Everything that happened in the last week has taught me that without pain we cannot be grateful for lives’ comforts. We cannot be grateful for our bodies abilities or be able to sympathize when others are in pain. Your pain, is not my pain. Or is it?
With pain and love,
Glenda aka Dada

Monday, June 25, 2012

Thai Romance

Want your bad romance

Lady Gaga’s visit, a couple of weeks ago (May 25th--now a month ago), to Thailand shook the country to its core. Everyone was glued to their TV screen. I, on the other hand, was merely a spectator to all the commotion. Most Thais tend to be very conservative/proper in their social interactions and mannerisms, I believe that Gaga gives Thailand’s youth an opportunity to put tradition aside and act like a “little monster” (this is the term Gaga uses to refer to her fans).

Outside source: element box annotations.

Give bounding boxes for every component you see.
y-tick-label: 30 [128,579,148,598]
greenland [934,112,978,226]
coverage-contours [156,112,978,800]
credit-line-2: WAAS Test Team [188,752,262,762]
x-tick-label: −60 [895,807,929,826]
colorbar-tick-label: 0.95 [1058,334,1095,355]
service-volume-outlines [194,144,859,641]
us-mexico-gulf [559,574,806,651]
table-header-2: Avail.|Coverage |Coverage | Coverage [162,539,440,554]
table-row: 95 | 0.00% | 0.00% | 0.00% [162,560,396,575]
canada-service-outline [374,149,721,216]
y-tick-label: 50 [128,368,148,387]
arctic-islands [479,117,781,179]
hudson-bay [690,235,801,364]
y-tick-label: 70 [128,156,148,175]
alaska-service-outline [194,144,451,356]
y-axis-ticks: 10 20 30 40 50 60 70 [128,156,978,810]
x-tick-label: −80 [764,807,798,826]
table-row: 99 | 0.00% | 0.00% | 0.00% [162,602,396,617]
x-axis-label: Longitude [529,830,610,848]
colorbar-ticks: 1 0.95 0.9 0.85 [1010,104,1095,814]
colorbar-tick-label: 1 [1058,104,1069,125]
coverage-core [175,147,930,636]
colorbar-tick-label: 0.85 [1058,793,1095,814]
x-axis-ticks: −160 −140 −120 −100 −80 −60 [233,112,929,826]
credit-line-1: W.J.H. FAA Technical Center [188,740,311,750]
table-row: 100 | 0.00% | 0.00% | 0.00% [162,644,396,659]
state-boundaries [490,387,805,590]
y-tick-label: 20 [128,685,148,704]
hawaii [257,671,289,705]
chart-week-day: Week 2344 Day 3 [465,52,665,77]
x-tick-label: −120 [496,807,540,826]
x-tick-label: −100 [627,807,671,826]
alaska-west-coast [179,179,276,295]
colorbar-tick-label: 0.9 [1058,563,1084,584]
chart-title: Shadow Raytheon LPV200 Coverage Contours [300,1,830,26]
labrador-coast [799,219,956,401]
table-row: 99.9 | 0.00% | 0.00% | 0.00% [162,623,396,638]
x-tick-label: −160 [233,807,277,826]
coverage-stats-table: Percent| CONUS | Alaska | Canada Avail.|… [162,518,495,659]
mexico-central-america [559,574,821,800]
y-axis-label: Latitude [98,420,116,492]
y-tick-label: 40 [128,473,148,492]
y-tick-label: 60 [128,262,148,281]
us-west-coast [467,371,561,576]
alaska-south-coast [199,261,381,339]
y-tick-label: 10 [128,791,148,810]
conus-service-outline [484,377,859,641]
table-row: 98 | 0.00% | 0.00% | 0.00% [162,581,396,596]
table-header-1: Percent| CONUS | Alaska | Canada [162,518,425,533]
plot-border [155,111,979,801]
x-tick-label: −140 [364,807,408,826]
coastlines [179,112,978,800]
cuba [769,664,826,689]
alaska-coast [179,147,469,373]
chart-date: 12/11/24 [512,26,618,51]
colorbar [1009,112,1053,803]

(Side note: I’ve now been attempting to write this blog post for the past 3 weeks and have been very unsuccessful for one reason or another. Primarily, I am trying to make GRE studying a habit/priority. Today, I have been blessed with insomnia and that is why this piece is coming together. I think the insomnia is due to my friend’s grandmother’s house lack of AC--it’s so hot in Thailand...I used to think people exaggerated-until now! Also, I took an accidental nap after my “app nahm”/shower. And to top it off I had coffee at around 4pm in an attempt to stay focused during GRE studying time).

The adoration for Lady Gaga came at a time when I could not stop noticing the “farang” (white) older men parading around Khon Kaen (and other parts of Thailand) with Thai women (often times many years younger). One night after the Khon Kaen soccer game, my host family invited me to Khon Kaen walking street. On the way back to the family van, I pointed out the “farang” and the Thai woman walking a few steps ahead of us. He said, “it is an Isaan thing. Isaan women tend to go with farang men. I think farang men want to be with Isaan women because they can get treated well by them.”

Through my observations, I have noticed that Isaan women tend to be considered inferior to other women in Thailand because of their (supposed) darker skin and less educated background. I did not further discuss the topic with my host father, but my entire host family was amused by my observation of the farang husband and Thai wife.

My fellow Fulbrighters and I have discussed many times the concept of the Thai wife and farang husband. We have always concluded that the Thai wife is largely obligated to be with her farang husband because of the monetary advantages that come with being with a white foreigner. (Side note: I specifically say white foreigner, because you never see any other type of foreigner with a Thai woman). We ask ourselves:
  • What do they talk about? 
  • What do they have in common? 
  • Can they speak the same language?
  • Is it a purely physical relationship? 
  • Does the Thai women's social stance change? Or is she shunned by other "proper*" Thai women? 
*The proper Thai woman has a Thai husband. She wears neutral colors and never calls too much attention to herself (i.e. in her speech, mannerisms, attire and otherwise). One will never catch her singing, dancing, or laughing too loud in public. Essentially, she is Lady Gaga's anti-thesis.

When I catch myself staring at a farang and his Thai wife, I try to repeat to myself that their relationship is none of my business.

Most people in Thailand confuse me for being Thai. I am often greeted by people speaking rapid Thai, but to their surprise I am neither Thai nor can I speak the language. There have been times when I have been around white males and wondered: "What do people assume of me? Do they have the same thoughts I have about other Thai women? Do they think I have essentially sold myself for my financial well-being?" And when my thoughts start dancing away, I try to stop myself and think to myself that I am not Thai and I have no idea what drives Thai women to do the things they do. As an outsider, I can only observe what is in front of me and develop relationships with people that will someday allow me to answer my questions.